Some of this tutorial material will be based on the Introduction to MBSE short course offered by Georgia Tech Professional Education.  More information on this course can be found here: https://pe.gatech.edu/courses/introduction-model-based-systems-engineering

Bio:
Richard Wise is a Senior Research Engineer at GTRI where he leverages his passion and experience in MBSE to research, educate, and lead teams in the design, analysis, and verification and validation of complex and open systems. He is the instructor for the Systems Modeling with SysML course in the Professional Masters in Applied Systems Engineering graduate degree program at Georgia Tech as well as co-instructor for several professional education short courses.
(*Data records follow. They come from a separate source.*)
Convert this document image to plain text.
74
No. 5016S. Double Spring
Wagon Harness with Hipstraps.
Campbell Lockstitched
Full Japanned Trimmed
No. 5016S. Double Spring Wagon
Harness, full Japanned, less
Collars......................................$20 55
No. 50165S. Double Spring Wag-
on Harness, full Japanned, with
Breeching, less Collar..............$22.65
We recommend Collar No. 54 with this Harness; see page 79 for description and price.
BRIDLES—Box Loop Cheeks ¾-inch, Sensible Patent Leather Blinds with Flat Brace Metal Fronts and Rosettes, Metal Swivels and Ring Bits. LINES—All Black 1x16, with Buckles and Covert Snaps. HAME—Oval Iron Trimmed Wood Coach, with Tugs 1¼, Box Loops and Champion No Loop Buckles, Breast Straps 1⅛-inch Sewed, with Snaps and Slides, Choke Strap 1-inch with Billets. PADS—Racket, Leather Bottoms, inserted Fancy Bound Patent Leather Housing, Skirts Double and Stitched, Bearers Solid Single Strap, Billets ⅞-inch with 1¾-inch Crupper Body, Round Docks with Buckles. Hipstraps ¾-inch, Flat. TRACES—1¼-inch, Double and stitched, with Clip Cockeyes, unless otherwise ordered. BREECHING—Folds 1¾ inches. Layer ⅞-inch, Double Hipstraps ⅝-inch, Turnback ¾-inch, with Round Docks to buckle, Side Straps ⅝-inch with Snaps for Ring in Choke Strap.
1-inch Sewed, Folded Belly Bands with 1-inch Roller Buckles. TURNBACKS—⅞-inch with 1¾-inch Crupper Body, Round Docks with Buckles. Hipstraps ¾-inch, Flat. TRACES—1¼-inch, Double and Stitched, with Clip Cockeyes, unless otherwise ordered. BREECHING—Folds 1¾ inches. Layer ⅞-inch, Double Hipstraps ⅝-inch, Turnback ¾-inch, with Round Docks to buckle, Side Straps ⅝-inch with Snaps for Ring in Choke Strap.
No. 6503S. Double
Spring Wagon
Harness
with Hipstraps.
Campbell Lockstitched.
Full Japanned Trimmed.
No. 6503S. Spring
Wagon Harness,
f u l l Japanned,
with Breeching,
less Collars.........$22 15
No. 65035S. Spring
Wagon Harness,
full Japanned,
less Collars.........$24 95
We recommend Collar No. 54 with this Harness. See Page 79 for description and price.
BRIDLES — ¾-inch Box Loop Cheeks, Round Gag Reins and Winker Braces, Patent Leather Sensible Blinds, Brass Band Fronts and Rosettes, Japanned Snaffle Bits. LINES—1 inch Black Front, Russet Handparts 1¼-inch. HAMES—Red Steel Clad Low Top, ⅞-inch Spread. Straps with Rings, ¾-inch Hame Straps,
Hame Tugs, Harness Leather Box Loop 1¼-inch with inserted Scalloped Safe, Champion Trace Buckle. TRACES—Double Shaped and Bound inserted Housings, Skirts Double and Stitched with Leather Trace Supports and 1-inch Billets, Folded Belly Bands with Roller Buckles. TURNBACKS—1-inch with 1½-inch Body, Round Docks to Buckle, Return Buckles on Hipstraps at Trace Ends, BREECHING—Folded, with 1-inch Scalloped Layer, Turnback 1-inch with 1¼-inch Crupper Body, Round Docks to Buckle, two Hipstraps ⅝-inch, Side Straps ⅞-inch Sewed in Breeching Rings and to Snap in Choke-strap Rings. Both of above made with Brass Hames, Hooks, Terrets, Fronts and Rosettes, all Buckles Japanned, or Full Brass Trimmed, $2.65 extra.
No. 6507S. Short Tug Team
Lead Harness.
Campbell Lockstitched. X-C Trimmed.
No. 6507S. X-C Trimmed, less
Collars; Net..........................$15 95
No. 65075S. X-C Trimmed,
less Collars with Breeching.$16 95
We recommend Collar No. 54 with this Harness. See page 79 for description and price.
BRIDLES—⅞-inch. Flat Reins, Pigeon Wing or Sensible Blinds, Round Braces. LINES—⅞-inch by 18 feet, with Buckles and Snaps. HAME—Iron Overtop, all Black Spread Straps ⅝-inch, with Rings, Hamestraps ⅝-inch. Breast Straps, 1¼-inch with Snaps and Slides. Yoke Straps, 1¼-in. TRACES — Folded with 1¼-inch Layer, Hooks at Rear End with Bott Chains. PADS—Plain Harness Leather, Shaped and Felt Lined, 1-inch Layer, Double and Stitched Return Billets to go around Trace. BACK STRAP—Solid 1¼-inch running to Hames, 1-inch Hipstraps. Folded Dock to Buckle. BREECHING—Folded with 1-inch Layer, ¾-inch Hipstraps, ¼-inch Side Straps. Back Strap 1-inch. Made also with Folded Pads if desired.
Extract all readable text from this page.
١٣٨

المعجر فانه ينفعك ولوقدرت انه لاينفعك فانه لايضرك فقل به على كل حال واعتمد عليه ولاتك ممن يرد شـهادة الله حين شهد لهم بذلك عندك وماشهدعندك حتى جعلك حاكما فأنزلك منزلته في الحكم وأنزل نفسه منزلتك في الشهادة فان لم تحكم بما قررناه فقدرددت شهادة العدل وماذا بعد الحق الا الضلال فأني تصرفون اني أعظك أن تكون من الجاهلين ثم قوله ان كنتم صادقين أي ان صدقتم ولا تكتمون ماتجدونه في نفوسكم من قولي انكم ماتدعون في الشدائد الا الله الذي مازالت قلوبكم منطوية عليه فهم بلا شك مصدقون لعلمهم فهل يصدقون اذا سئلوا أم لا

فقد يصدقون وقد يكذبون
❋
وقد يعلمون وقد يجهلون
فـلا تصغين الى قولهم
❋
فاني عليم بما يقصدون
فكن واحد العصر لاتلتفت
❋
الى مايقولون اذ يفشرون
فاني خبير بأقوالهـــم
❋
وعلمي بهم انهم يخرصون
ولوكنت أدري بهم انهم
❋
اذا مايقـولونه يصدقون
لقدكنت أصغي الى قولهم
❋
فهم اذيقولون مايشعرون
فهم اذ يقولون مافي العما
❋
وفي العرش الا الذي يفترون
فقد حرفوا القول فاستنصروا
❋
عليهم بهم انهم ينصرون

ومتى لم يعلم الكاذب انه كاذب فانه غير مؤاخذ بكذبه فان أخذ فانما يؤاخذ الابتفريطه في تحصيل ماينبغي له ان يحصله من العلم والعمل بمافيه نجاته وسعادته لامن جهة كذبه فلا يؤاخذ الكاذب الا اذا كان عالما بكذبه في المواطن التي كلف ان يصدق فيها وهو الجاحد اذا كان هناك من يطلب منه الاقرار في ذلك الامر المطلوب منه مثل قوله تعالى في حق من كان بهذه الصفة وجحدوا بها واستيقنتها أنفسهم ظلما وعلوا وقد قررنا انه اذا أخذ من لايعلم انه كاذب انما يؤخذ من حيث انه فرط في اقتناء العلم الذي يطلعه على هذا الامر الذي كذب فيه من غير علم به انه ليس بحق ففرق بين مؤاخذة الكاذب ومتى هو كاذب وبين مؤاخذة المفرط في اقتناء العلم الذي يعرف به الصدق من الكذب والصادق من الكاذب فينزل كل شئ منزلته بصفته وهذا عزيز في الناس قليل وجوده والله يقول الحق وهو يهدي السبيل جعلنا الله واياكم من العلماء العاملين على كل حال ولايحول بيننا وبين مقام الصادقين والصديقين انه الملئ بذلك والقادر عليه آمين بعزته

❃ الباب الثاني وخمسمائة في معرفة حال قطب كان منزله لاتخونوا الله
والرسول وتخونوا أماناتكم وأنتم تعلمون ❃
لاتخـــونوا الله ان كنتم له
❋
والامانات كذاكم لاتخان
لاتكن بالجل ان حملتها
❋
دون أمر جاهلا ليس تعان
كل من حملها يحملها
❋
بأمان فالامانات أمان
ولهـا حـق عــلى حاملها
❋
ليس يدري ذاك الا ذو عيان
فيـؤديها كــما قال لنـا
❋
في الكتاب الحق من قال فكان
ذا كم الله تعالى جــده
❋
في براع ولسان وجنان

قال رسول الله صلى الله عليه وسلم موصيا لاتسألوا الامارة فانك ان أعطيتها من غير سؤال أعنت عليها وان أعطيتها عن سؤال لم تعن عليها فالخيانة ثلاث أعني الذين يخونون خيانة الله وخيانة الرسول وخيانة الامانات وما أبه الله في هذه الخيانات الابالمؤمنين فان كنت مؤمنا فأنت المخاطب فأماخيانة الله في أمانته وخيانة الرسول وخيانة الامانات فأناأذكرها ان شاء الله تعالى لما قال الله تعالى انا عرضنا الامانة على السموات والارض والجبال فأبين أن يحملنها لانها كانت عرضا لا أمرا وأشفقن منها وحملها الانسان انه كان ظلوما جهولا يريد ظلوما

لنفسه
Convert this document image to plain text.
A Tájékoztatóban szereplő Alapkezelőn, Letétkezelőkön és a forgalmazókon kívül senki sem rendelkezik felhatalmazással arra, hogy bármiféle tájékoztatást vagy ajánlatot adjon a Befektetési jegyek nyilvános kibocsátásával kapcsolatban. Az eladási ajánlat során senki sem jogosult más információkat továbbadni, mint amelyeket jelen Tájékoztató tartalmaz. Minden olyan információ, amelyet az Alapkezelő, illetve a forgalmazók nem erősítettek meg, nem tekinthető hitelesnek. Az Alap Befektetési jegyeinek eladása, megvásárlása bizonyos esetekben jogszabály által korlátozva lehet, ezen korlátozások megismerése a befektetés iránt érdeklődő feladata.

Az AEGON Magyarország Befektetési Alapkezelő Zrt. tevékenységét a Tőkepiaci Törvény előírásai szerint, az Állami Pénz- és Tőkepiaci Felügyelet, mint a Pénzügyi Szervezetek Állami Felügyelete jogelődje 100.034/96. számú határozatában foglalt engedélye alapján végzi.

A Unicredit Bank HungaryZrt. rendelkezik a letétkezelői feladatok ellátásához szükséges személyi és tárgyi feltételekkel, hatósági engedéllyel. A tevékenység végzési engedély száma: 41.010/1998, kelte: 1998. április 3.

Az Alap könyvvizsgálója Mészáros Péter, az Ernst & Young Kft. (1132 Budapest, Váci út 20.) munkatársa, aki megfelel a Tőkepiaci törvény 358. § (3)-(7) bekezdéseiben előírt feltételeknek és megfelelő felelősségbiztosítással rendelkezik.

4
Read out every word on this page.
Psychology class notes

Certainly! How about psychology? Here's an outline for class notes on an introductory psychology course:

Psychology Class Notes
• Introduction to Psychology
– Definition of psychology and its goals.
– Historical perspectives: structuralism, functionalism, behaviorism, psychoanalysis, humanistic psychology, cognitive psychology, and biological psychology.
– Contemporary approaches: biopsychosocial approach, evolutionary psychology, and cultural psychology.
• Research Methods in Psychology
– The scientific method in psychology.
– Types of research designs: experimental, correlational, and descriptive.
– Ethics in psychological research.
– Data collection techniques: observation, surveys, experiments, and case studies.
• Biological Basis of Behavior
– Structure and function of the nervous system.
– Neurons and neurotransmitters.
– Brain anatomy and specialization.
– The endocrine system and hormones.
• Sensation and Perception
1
His research interests include concept formulation and expression via meta-models and modeling languages; open system and enterprise architectures; and modeling frameworks, patterns, and libraries.

Mike Shearin is a MBSE practitioner and leader at GTRI, advancing the state of MBSE-related research, deployment, and teaching.  He has been active in the DoD contracting space since 2004 when he started as a computer engineer developing both hardware and software for flight display systems. He then transitioned to a systems engineering role in 2011, expanding into MBSE at GTRI in 2014.  Advancing the state-of-the-art of MBSE, applying it to challenging SE problems, and educating future practitioners are what motivates Mike in his work at GTRI.  His current focus is on applying MBSE to enterprise data architectures and developing MBSE and Digital Engineering environments.  Mike holds a B.S. degree in Computer Engineering and a Professional M.S. degree in Applied Systems Engineering (PMASE), both from Georgia Tech, and currently serves as the branch head of the Digital Engineering Tools and Environments Branch in the Systems Engineering Research Division. He also serves as an instructor in the PMASE program and other professional education courses.